Hong Kong Stocks Jump to Seven-Year High on China Catch-Up BetsKyoungwha Kim and Adam Haigh
Hong Kong stocks rallied to a seven-year high and a gauge of mainland shares in the city jumped on speculation the market will catch up with its world-beating Chinese counterpart.
The Hang Seng Index climbed 2.7 percent to close at 26,944.39, while the Hang Seng China Enterprises Index gained 2.6 percent to the highest level since November 2010. Hong Kong Exchanges & Clearing Ltd. rose 8.9 percent after the bourse reported record trading volume on Wednesday. PetroChina Co., whose mainland shares trade at a premium to those in Hong Kong, declined 1 percent in Shanghai as commodity producers slid before Friday’s producer-price data.
Hong Kong shares rallied after valuation discounts in the city reached the most extreme levels since 2011 and mainland authorities made it easier for domestic funds to use the cross-border bourse link. After propelling the Shanghai Composite Index to an 88 percent gain in the past 12 months, mainland traders bought as many Hong Kong equities through the exchange link as regulators would allow for a second day, while investors sold Shanghai shares at a record pace.
“It was a crazy day yesterday and I am getting even busier today,” said Yen Chiu, a Hong Kong-based trader at Shenwan Hongyuan Group Co., China’s second-largest brokerage by market value. “It’s driven by mainland money on the expectation that the A-H premium will narrow.”
The Hang Seng China AH Premium index narrowed 3.3 percent. Trading volumes in the Hang Seng were 196 percent higher than the 30-day average. The Hong Kong benchmark has risen 18 percent over the past year, while the H-shares measure surged 32 percent.
Gome Electric Appliances Holding Ltd. rallied 7.7 percent in Hong Kong, while Lenovo Group Ltd. advanced 9.1 percent. China Mengniu Dairy Co. advanced 6.7 percent after it formed a strategic alliance with Walt Disney Co. for a theme park in Shanghai.
China Asset Management has almost exhausted its quota for the Qualified Domestic Institutional Investor program amid the rally in Hong Kong stocks, Zhang Hongtao, an executive general manager of quantitative investment, said in a phone interview.
Regulators are studying a plan to revise quotas for the Shanghai-Hong Kong stock connect, Great Wisdom reported on its Weibo account, citing an unidentified person with a major brokerage.

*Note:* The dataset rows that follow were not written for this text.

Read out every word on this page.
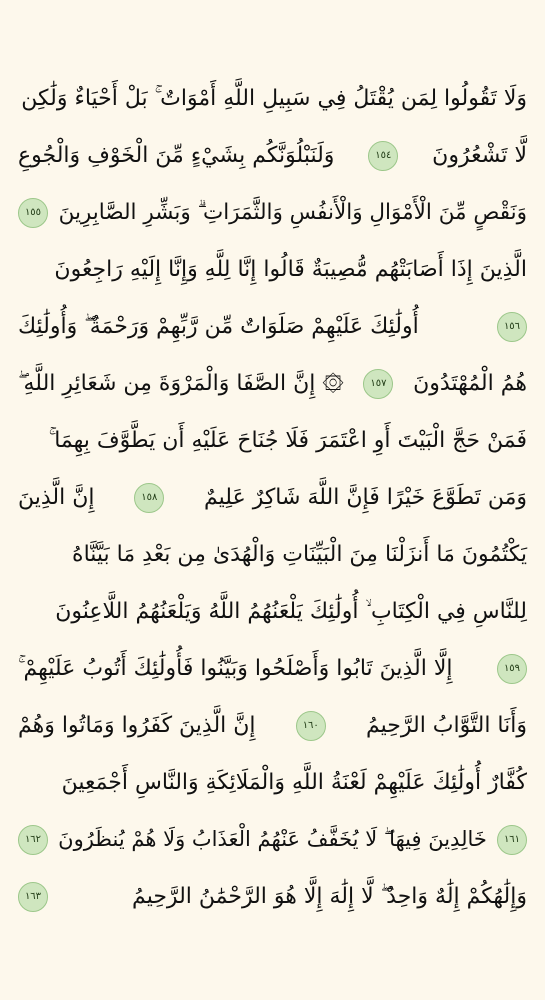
وَلَا تَقُولُوا لِمَن يُقْتَلُ فِي سَبِيلِ اللَّهِ أَمْوَاتٌ ۚ بَلْ أَحْيَاءٌ وَلَٰكِن
لَّا تَشْعُرُونَ
١٥٤
وَلَنَبْلُوَنَّكُم بِشَيْءٍ مِّنَ الْخَوْفِ وَالْجُوعِ
وَنَقْصٍ مِّنَ الْأَمْوَالِ وَالْأَنفُسِ وَالثَّمَرَاتِ ۗ وَبَشِّرِ الصَّابِرِينَ
١٥٥
الَّذِينَ إِذَا أَصَابَتْهُم مُّصِيبَةٌ قَالُوا إِنَّا لِلَّهِ وَإِنَّا إِلَيْهِ رَاجِعُونَ
١٥٦
أُولَٰئِكَ عَلَيْهِمْ صَلَوَاتٌ مِّن رَّبِّهِمْ وَرَحْمَةٌ ۖ وَأُولَٰئِكَ
هُمُ الْمُهْتَدُونَ
١٥٧
۞ إِنَّ الصَّفَا وَالْمَرْوَةَ مِن شَعَائِرِ اللَّهِ ۖ
فَمَنْ حَجَّ الْبَيْتَ أَوِ اعْتَمَرَ فَلَا جُنَاحَ عَلَيْهِ أَن يَطَّوَّفَ بِهِمَا ۚ
وَمَن تَطَوَّعَ خَيْرًا فَإِنَّ اللَّهَ شَاكِرٌ عَلِيمٌ
١٥٨
إِنَّ الَّذِينَ
يَكْتُمُونَ مَا أَنزَلْنَا مِنَ الْبَيِّنَاتِ وَالْهُدَىٰ مِن بَعْدِ مَا بَيَّنَّاهُ
لِلنَّاسِ فِي الْكِتَابِ ۙ أُولَٰئِكَ يَلْعَنُهُمُ اللَّهُ وَيَلْعَنُهُمُ اللَّاعِنُونَ
١٥٩
إِلَّا الَّذِينَ تَابُوا وَأَصْلَحُوا وَبَيَّنُوا فَأُولَٰئِكَ أَتُوبُ عَلَيْهِمْ ۚ
وَأَنَا التَّوَّابُ الرَّحِيمُ
١٦٠
إِنَّ الَّذِينَ كَفَرُوا وَمَاتُوا وَهُمْ
كُفَّارٌ أُولَٰئِكَ عَلَيْهِمْ لَعْنَةُ اللَّهِ وَالْمَلَائِكَةِ وَالنَّاسِ أَجْمَعِينَ
١٦١
خَالِدِينَ فِيهَا ۖ لَا يُخَفَّفُ عَنْهُمُ الْعَذَابُ وَلَا هُمْ يُنظَرُونَ
١٦٢
وَإِلَٰهُكُمْ إِلَٰهٌ وَاحِدٌ ۖ لَّا إِلَٰهَ إِلَّا هُوَ الرَّحْمَٰنُ الرَّحِيمُ
١٦٣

Shanghai Simpleway Asset Management, which manages 2 billion yuan ($322 million) in assets, is buying Hong Kong stocks through the exchange link and plans to at least double the ratio of the city’s shares in its portfolio, Gui Jiang, its general manager, said in a phone interview Thursday.
Hong Kong’s stocks are a better value because they are cheaper, he said. The H-shares gauge trades at 9.4 times estimated profit for the next 12 months, compared with 12.7 for the Hang Seng index and 15.1 for the Shanghai Composite.
The Shanghai gauge fell 0.9 percent to 3,957.53 today after briefly surpassing 4,000 on Wednesday. Its relative-strength index, measuring how rapidly prices have advanced or dropped during a specified time period, climbed to 83.9, the highest since December 2014.
The CSI 300 Index lost 0.8 percent as consumer and commodity companies slid before tomorrow’s inflation data. Gree Electric Appliances Inc. of Zhuhai slid 2.5 percent, while TCL Corp. tumbled 4.4 percent.
Chinese consumer prices likely rose 1.3 percent, slowing from a 1.4 percent gain in February, according to the median estimate of a Bloomberg survey. Producer prices probably declined 4.8 percent in March, unchanged from the previous month. The price spiral is being driven by commodities and industry, with the producer price index plunging 4.8 percent in February, the biggest drop since the global recession of 2009.
The Shanghai index has doubled since January 2014 as traders borrowed a record amount of money to buy shares, new investors opened stock accounts at an unprecedented pace and government officials endorsed the rally.
Chinese shares may have momentum to rise in the medium-to-long-term after fluctuations, the official Xinhua News Agency said in an article on its website. The Shanghai gauge’s 100-day volatility climbed to the highest level since January 2010.
“I firmly believe that over the course of the next 12-24 months, Chinese stocks will be significantly higher than where they are now, certainly enough to compensate that kind of volatility,” Mark Matthews, Singapore-based head of Asia research at Bank Julius Baer & Co., told Bloomberg TV.